Pax Christi panel highlights role of US intervention in creating Central American crises

A Honduran migrant carries her baby into Penitas, Texas, after crossing the Rio Grande River from Mexico March 10. (CNS/Adrees Latif, Reuters)

A Honduran migrant carries her baby into Penitas, Texas, after crossing the Rio Grande River from Mexico March 10. (CNS/Adrees Latif, Reuters)

At a March 8 online panel hosted by Pax Christi for International Women's Day, speakers representing Honduras, El Salvador and Nicaragua discussed the role of U.S. intervention in creating political and economic crises in Central America, emphasizing the impact of these crises on women.

Before the discussion began, Code Pink, a nonprofit dedicated to peace activism, premiered a video featuring interviews with three women who had been forced to leave their homes in Central America.

After the video, three activists, Sonia Umanzor of El Salvador; Carla Garcia of Honduras (who lives in New York); and Yolanda Areas Blas of Nicaragua, spoke about the impact of U.S. intervention in their countries.

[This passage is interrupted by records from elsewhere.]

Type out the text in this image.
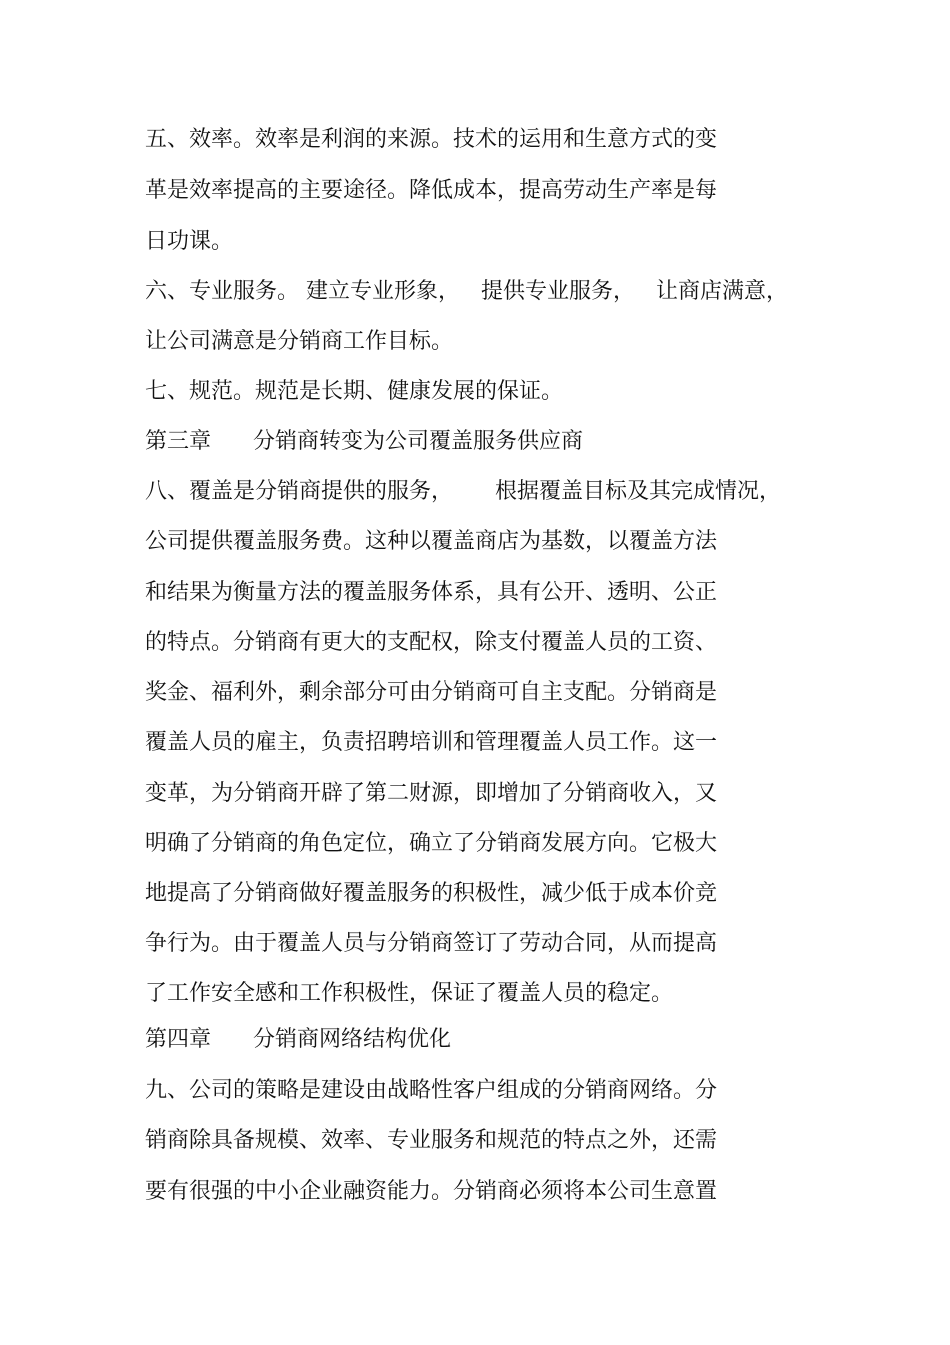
五、效率。效率是利润的来源。技术的运用和生意方式的变
革是效率提高的主要途径。降低成本，提高劳动生产率是每
日功课。
六、专业服务。 建立专业形象，   提供专业服务，   让商店满意，
让公司满意是分销商工作目标。
七、规范。规范是长期、健康发展的保证。
第三章      分销商转变为公司覆盖服务供应商
八、覆盖是分销商提供的服务，      根据覆盖目标及其完成情况，
公司提供覆盖服务费。这种以覆盖商店为基数，以覆盖方法
和结果为衡量方法的覆盖服务体系，具有公开、透明、公正
的特点。分销商有更大的支配权，除支付覆盖人员的工资、
奖金、福利外，剩余部分可由分销商可自主支配。分销商是
覆盖人员的雇主，负责招聘培训和管理覆盖人员工作。这一
变革，为分销商开辟了第二财源，即增加了分销商收入，又
明确了分销商的角色定位，确立了分销商发展方向。它极大
地提高了分销商做好覆盖服务的积极性，减少低于成本价竞
争行为。由于覆盖人员与分销商签订了劳动合同，从而提高
了工作安全感和工作积极性，保证了覆盖人员的稳定。
第四章      分销商网络结构优化
九、公司的策略是建设由战略性客户组成的分销商网络。分
销商除具备规模、效率、专业服务和规范的特点之外，还需
要有很强的中小企业融资能力。分销商必须将本公司生意置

"We always are advocating for the removal of U.S. support for the Honduran regime," said Garcia, noting support for the Berta Caceres Human Rights in Honduras Act, introduced in the U.S. House of Representatives in 2019, which would demand an investigation of the killing of Caceres, an Indigenous land rights activist, and other activists, by denying U.S. aid to the Honduran military and police.

Areas Blas pointed to the civil unrest in Nicaragua in 2018 as evidence of the U.S. government's desire to continue exerting influence there. 

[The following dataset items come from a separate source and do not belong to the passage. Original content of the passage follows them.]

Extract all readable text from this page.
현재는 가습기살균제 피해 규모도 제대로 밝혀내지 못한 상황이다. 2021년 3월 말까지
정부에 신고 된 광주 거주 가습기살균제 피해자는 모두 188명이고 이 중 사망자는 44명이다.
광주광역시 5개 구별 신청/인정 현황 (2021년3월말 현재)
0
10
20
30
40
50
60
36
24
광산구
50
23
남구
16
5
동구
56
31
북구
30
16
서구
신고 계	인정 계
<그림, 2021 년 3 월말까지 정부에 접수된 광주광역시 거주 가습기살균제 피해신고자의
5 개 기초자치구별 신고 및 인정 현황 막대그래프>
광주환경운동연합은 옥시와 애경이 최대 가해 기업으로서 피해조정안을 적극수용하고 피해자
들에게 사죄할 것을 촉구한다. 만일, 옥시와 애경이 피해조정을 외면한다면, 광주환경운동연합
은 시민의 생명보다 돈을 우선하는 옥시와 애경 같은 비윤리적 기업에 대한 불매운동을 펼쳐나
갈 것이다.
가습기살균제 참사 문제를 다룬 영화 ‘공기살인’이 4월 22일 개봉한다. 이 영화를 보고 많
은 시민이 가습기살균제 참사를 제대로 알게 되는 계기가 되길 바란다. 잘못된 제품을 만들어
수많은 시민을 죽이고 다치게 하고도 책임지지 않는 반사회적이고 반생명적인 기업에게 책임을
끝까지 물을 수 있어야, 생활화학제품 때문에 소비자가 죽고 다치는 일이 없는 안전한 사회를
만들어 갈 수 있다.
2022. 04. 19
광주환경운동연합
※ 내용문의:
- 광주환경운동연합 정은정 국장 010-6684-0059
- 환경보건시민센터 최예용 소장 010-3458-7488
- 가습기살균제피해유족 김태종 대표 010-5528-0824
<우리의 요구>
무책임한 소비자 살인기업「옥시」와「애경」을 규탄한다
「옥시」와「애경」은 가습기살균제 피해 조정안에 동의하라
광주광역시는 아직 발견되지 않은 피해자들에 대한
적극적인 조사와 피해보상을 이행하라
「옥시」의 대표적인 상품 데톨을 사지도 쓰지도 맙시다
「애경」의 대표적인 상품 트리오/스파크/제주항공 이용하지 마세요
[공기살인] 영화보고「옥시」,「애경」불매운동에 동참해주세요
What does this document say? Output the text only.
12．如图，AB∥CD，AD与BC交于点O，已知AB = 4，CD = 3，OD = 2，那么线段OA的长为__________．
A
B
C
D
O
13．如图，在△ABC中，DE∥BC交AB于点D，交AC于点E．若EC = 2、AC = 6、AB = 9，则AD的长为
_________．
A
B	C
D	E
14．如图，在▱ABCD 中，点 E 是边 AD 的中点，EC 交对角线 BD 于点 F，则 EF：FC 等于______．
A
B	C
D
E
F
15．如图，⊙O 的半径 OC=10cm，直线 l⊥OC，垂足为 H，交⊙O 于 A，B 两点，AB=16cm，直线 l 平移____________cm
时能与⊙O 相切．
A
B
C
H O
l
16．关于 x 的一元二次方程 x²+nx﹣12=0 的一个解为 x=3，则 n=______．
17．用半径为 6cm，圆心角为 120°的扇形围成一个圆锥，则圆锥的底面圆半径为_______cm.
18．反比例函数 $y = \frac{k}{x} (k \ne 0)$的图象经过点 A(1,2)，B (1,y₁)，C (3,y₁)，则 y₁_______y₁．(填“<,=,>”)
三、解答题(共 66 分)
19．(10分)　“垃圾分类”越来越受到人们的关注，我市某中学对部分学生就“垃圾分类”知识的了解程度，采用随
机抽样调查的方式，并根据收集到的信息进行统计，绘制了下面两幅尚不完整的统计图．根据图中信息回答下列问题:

"The clear objective is to subject not only the people of Nicaragua but all of the peoples of all the world to the will of the United States," she said. "Nicaragua is committed to sticking with this government and not switching to a neoliberal government in these next elections but staying committed to a government for the many."

Umanzor stressed the direness of the current political situation in her country.

"I just want to say how serious the situation is right now," she said. "El Salvador is sliding back to the 1980s, when our Msgr. [Óscar] Romero was assassinated." 

"We're hoping that with President Biden we're able to have people in El Salvador representing the United States who can at least curb the politics of this president," Umanzor said.